On March 26, Z-Man president Daniel Nussbaum had to make a gut-wrenching call. As the COVID-19 pandemic spread near his South Carolina plant, he had to shut down shop. “It was a really tough decision,” Nussbaum tells. “There’s been so much blood, sweat and tears that went into growing this company into a real player in the fishing lure world. It seemed weird to close the doors, turn the lights off and turn off the air conditioning.”
But that’s what he did. After 11 years at the company, Nussbaum ordered one of America’s hottest selling tackle brands to stop making fishing lures. Six weeks later, he’s back at work. Z-Man is once again fulfilling orders, and by using some ingenuity, the company has almost all of its pre-COVID employees at work safely. This week, FTR reached out to Nussbaum for some tips that other manufacturers can use to do the same.
1. Reopen One Step at a Time
According to Nussbaum, Z-Man was closed entirely for several weeks before slowly opening its warehouse with a skeleton crew of just five workers. The move allowed him to resume shipping to tackle dealers while also keeping employees in the more than 20,000 square foot warehouse safely distanced.
2. Require Face Masks
All Z-Man employees are required to wear face masks at the warehouse and the plant. No exceptions. “That seems to be something that can really make a difference,” adds Nussbaum. “It’s easy to spread people out in the warehouse, but the plant is more concentrated. Even though our machines are more than six feet apart, we are requiring everyone to wear a mask.”
3. Create Barriers
Z-Man employees have created a makeshift system of plexiglass screens that are attached to PVC pipes. The pipes mount to work tables near machines, and allow for employees to pass lures and parts between one another at a workstation. Combined with masks, Nussbaum says the barriers hopefully create an effective block against respiratory droplets—a key cause of COVID-19 spread.
4. Clean Frequently
Z-Man’s work stations are cleaned every two hours using a bleach solution. Once per day, a professional cleaning crew also enters the building and sanitizes it.
5. Work in Shifts
Z-Man employs about 60 people at its plant and warehouse. Prior to COVID-19, everyone came together to work at once. Now, teams are split into shifts. According to Nussbaum, at any given time, Z-Man now has about a dozen people in its warehouse and about 10 people in its plant. The total square footage of both? About 37,500. Each shift is staggered by 30 minutes to discourage socializing between rotations. Using this method, Z-Man has been able to retain almost all of its pre-COVID-19 workforce.
6. Limit Common Areas
Common areas like break rooms are now restricted to just two employees at a time.
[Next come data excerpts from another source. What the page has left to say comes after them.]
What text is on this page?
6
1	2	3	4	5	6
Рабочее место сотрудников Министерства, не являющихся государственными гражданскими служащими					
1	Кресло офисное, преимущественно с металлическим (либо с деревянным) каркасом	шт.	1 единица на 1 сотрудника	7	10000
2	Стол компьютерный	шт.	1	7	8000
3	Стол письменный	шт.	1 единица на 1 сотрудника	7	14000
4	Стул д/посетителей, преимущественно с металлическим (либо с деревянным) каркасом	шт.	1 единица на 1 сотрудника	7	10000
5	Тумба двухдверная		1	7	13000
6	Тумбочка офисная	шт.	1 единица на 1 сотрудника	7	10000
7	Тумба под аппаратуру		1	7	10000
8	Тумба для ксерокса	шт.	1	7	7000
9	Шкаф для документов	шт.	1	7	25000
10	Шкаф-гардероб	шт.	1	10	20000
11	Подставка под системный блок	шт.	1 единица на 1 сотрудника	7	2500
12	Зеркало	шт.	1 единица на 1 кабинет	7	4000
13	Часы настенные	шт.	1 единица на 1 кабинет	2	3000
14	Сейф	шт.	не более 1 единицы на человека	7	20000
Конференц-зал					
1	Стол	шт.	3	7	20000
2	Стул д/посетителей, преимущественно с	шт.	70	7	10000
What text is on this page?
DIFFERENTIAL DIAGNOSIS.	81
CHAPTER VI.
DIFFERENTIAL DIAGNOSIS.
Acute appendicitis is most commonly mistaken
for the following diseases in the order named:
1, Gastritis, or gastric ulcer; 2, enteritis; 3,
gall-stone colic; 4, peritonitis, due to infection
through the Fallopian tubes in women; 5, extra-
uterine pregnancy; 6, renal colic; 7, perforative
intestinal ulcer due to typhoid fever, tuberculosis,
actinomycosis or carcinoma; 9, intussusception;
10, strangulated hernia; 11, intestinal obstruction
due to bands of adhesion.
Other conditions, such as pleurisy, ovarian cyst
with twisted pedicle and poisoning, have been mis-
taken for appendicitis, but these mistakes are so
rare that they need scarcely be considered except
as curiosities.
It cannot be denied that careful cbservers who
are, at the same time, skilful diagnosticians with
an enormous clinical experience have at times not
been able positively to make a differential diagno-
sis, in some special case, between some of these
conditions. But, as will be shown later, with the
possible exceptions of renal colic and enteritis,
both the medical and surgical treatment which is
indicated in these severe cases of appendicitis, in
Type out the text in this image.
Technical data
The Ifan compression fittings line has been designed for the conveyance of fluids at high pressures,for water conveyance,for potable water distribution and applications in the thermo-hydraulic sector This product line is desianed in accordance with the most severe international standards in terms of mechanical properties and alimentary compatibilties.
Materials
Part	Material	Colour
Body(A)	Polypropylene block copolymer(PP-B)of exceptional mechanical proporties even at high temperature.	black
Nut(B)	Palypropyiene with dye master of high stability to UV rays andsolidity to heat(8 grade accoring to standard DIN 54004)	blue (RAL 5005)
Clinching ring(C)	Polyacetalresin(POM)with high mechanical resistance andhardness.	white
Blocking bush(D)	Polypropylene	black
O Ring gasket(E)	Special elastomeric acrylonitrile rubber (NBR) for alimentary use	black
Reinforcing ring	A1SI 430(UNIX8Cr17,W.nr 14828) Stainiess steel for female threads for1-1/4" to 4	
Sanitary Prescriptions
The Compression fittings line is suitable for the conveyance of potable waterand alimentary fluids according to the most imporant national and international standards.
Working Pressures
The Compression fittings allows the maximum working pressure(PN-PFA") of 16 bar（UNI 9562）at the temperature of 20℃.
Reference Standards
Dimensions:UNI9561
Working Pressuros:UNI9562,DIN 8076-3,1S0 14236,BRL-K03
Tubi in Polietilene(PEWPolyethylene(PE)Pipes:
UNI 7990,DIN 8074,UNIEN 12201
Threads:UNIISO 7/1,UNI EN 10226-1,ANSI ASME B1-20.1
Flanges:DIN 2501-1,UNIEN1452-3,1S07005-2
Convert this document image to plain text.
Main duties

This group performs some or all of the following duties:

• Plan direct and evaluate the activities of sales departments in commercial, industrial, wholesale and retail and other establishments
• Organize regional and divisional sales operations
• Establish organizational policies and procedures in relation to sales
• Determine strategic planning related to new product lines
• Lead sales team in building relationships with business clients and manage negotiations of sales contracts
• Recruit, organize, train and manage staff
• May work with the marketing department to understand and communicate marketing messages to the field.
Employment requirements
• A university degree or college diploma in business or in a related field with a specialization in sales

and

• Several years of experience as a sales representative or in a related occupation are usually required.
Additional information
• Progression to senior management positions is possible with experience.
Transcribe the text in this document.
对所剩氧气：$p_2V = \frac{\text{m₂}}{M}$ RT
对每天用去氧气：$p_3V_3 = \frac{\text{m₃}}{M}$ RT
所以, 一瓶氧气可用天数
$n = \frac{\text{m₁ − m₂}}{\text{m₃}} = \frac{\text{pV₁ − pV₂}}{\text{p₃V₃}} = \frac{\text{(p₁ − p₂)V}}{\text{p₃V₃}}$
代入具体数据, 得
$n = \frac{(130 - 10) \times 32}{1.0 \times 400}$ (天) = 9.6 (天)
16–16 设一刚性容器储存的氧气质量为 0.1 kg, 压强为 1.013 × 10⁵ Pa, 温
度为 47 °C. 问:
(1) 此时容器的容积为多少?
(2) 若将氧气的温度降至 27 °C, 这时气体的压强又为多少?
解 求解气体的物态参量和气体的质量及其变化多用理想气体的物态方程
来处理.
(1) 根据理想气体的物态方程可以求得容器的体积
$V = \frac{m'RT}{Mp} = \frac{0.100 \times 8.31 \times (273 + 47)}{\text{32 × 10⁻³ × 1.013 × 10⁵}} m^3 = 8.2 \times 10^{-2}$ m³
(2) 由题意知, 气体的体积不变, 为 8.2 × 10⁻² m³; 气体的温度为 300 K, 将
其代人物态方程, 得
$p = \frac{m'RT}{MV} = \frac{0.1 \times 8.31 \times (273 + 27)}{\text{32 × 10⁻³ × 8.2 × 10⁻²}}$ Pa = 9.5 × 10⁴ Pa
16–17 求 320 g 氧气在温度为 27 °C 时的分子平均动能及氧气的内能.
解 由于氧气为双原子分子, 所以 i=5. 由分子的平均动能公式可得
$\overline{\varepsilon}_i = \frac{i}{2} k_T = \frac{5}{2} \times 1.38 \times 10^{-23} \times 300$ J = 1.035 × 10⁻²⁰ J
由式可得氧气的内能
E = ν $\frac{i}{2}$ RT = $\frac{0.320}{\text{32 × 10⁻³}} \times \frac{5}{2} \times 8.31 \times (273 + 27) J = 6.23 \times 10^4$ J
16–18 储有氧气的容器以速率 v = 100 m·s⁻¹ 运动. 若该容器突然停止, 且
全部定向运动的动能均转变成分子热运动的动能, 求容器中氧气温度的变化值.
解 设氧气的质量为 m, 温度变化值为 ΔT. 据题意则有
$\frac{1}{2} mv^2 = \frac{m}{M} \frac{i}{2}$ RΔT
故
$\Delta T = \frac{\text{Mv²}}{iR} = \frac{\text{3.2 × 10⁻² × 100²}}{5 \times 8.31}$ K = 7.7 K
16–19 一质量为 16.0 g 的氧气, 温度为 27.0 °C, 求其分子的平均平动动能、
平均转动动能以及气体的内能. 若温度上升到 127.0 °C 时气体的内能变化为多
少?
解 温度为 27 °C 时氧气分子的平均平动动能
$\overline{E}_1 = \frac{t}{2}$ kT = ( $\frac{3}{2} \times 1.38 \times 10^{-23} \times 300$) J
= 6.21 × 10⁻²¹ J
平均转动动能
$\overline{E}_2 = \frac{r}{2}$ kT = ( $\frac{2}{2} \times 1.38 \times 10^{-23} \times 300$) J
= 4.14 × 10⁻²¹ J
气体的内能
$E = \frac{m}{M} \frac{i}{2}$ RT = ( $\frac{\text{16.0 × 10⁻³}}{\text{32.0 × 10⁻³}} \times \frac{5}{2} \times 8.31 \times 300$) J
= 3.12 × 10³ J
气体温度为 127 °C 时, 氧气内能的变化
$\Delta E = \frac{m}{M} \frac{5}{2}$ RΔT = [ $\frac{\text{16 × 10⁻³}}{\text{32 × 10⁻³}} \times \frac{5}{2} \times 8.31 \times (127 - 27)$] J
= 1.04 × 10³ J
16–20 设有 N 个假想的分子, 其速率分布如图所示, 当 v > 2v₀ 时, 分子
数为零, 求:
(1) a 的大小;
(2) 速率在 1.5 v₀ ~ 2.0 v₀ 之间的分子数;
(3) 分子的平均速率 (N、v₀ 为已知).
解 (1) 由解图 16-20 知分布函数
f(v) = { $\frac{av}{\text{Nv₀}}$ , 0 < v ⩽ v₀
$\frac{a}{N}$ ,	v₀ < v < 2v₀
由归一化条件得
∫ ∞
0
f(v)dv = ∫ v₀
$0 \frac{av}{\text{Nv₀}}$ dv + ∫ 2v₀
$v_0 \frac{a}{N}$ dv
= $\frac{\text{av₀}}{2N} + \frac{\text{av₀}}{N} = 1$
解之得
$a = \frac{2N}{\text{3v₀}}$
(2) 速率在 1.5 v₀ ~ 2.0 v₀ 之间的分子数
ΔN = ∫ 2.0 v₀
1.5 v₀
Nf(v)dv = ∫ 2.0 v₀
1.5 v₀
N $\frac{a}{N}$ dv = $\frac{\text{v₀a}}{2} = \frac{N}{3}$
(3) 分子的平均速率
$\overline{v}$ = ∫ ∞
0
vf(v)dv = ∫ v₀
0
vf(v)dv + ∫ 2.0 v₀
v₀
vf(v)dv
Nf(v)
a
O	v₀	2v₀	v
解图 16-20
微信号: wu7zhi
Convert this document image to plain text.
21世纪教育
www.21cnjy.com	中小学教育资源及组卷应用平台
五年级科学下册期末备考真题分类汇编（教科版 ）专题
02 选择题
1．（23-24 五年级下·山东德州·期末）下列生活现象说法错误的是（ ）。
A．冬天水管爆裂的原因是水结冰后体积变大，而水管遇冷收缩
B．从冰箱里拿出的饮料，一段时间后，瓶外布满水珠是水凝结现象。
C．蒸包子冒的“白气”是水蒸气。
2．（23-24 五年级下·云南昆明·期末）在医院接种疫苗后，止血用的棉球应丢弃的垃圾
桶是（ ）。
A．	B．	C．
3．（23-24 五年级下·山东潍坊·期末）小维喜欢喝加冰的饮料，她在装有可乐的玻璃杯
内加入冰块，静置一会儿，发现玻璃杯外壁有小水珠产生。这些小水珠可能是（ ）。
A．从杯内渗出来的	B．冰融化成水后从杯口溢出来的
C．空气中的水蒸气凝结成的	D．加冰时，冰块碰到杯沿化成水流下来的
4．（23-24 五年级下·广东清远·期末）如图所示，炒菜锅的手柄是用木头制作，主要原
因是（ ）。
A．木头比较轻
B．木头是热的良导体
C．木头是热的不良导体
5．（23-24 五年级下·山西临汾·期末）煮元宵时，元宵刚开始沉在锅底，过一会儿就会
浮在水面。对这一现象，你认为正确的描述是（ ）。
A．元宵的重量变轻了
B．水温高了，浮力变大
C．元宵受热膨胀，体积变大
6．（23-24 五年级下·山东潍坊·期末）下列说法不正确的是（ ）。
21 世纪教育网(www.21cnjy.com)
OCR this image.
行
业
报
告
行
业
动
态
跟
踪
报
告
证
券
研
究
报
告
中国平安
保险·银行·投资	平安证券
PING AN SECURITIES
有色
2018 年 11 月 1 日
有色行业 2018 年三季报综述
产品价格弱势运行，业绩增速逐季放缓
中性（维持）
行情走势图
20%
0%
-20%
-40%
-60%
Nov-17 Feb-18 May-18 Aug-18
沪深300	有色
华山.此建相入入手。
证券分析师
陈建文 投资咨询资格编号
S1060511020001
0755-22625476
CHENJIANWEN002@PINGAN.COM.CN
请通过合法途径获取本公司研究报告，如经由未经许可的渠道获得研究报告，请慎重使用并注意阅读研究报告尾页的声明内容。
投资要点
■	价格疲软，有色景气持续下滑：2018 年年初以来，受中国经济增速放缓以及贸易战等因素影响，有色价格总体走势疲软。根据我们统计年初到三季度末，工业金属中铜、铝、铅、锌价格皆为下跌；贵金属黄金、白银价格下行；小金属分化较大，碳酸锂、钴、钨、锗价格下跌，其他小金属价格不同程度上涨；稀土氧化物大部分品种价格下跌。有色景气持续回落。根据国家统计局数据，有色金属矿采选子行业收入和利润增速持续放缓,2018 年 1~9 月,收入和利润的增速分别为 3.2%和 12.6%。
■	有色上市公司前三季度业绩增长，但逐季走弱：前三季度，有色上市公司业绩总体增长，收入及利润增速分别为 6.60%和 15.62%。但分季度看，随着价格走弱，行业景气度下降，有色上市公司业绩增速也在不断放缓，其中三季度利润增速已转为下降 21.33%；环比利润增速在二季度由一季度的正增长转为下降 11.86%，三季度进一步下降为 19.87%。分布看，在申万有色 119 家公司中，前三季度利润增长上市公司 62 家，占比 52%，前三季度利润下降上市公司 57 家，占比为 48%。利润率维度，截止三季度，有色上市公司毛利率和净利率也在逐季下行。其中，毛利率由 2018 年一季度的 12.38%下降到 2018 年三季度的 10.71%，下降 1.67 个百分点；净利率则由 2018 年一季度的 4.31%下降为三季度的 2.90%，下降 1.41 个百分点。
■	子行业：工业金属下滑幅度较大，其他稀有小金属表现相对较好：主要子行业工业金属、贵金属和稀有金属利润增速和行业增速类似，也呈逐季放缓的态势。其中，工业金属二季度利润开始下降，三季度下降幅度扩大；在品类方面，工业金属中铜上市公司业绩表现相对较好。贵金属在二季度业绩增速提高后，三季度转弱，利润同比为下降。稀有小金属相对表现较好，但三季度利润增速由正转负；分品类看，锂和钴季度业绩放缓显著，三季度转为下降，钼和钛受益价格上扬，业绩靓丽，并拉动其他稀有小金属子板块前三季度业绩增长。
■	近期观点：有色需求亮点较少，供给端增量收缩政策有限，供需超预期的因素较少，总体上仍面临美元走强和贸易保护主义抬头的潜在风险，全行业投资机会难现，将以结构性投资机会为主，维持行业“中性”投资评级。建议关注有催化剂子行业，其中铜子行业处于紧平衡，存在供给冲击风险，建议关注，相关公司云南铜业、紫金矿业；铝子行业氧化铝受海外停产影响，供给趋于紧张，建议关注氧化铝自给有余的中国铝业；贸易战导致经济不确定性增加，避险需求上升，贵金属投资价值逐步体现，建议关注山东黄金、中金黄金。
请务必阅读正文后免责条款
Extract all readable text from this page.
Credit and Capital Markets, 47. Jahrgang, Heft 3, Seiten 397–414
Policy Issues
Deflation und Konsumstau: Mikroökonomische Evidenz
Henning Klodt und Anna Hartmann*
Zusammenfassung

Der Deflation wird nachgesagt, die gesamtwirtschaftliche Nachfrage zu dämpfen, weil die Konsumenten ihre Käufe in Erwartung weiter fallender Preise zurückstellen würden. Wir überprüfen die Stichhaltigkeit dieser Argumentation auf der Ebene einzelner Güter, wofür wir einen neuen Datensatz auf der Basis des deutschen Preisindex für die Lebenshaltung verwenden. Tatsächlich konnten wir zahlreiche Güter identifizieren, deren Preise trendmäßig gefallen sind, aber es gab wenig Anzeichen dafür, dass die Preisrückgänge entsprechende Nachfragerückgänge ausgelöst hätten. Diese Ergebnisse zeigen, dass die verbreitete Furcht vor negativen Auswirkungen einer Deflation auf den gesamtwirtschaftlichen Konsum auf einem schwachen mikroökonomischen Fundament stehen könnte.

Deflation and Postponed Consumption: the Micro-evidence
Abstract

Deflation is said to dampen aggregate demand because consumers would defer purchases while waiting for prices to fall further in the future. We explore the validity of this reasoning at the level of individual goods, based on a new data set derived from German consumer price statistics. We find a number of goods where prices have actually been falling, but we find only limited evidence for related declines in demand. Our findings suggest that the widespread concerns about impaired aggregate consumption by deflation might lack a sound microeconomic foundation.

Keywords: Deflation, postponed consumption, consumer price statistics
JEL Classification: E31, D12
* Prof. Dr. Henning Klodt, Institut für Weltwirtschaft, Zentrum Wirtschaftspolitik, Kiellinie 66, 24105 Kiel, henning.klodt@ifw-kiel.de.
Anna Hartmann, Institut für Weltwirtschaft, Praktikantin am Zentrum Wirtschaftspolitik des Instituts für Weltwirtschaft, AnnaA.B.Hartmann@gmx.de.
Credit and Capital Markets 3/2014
To make this transition easier, Z-Man has encouraged employees to take breaks outside or in their vehicles. For the first time, they are also allowing employees to eat and drink at their work stations.
7. Create Drop-Off Points
Many tackle manufacturers rely on at-home workers to package and bag products, and Z-Man is no exception. Nussbaum says his company employs about 50 contractors who bag products like worms and other soft plastics from their homes. That’s nothing new, but in order to limit contact with staff at the plant, Z-Man has created pickup and drop-off points for at-home workers to gather and distribute supplies.
8. Meet Remotely
The company’s management team is holding its weekly marketing, sales and accounting meetings using Microsoft Teams. This allows office employees to work from home while still maintaining synergy. Z-Man is even conducting line review meetings via Zoom, a move that keeps employees away from travel while still connected to their dealers.
9. Create Office Space
You don’t need extra pieces of flair to create more room for office workers. Nussbaum says Z-Man’s office spaces have been rearranged to provide extra distance for employees that do need to come into their typical workstations. Some of that has involved getting creative—their research and development team, for instance, now shares office space with a production planner.
10. Follow CDC Guidelines
Like many states, South Carolina has not issued mandatory regulations on manufacturers. Nussbaum believes that most, if not all, of Z-Man’s safety precautions are voluntary. “These are CDC recommendations that we are trying to follow,” he says. “At the end of the day, when we closed down it was a decision about the safety of our employees and what was best for public health. There was so much unknown at the time, and it just felt like the right thing to do. In our area now, we know how it’s affecting people. The numbers are pretty low and remaining stable. We feel like we can move forward safely right now, or we wouldn’t be open.”